Le trader doit régulièrement repenser sa stratégie, car les marchés changent et lui aussi. La fréquence de cette étude doit se faire sur une base qui dépend du nombre d’opérations. Par exemple, un trader qui effectue plusieurs transactions par jour devra revoir sa stratégie toutes les trois ou quatre semaines ; si le trader n’intervient que trois ou quatre fois par semaine, la révision ne sera nécessaire qu’une fois tous les trois ou quatre mois.
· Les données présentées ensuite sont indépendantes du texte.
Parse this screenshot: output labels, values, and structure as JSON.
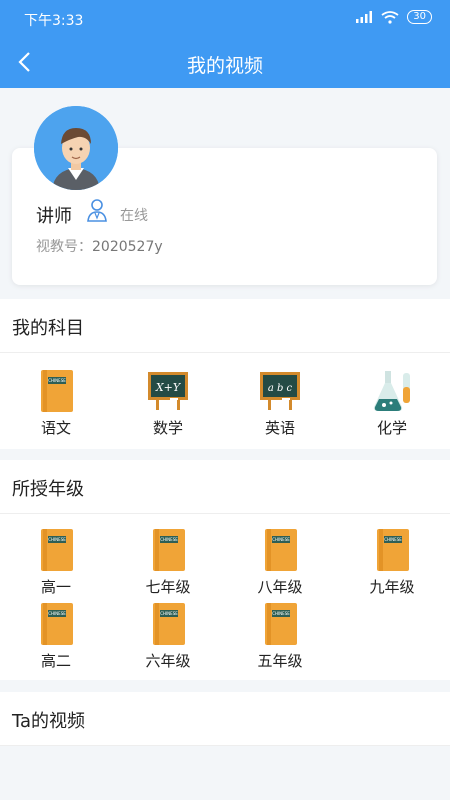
{
  "status": {
    "time": "下午3:33",
    "battery": "30"
  },
  "header": {
    "title": "我的视频"
  },
  "profile": {
    "name": "讲师",
    "status": "在线",
    "id_label": "视教号：",
    "id_value": "2020527y"
  },
  "subjects": {
    "title": "我的科目",
    "items": [
      {
        "label": "语文",
        "icon": "book-icon"
      },
      {
        "label": "数学",
        "icon": "blackboard-math-icon",
        "board_text": "X+Y"
      },
      {
        "label": "英语",
        "icon": "blackboard-english-icon",
        "board_text": "a b c"
      },
      {
        "label": "化学",
        "icon": "chemistry-flask-icon"
      }
    ]
  },
  "grades": {
    "title": "所授年级",
    "items": [
      "高一",
      "七年级",
      "八年级",
      "九年级",
      "高二",
      "六年级",
      "五年级"
    ]
  },
  "videos": {
    "title": "Ta的视频"
  },
  "book_cover_text": "CHINESE"
}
L’importance de prendre des vacances

« Les traders qui souffrent de graves problèmes personnels ne peuvent réussir sur le marché, parce que ces problèmes les y accompagneront », affirment Van Tharp et Henry Pruden. En fait, les deux experts mettent en avant un élément fondamental, indispensable pour connaître le succès en Bourse : vivre de manière équilibrée, sans que l’activité de trading n’en devienne obsessionnelle au point de déborder sur les autres activités et plaisirs de la vie. Il est ainsi important de prendre des vacances, sans penser constamment au marché. Un trader qui ne parvient jamais à décrocher complètement du marché gâche ses périodes de détente. Cette crispation se répercute alors sur ses performances quand il sera de retour à son bureau, entraînant un véritable cercle vicieux. Alors que, comme le soulignent Van Tharp et Henry Pruden « vous n’avez pas à capter chaque mouvement du marché ! Il y aura toujours une autre opportunité. »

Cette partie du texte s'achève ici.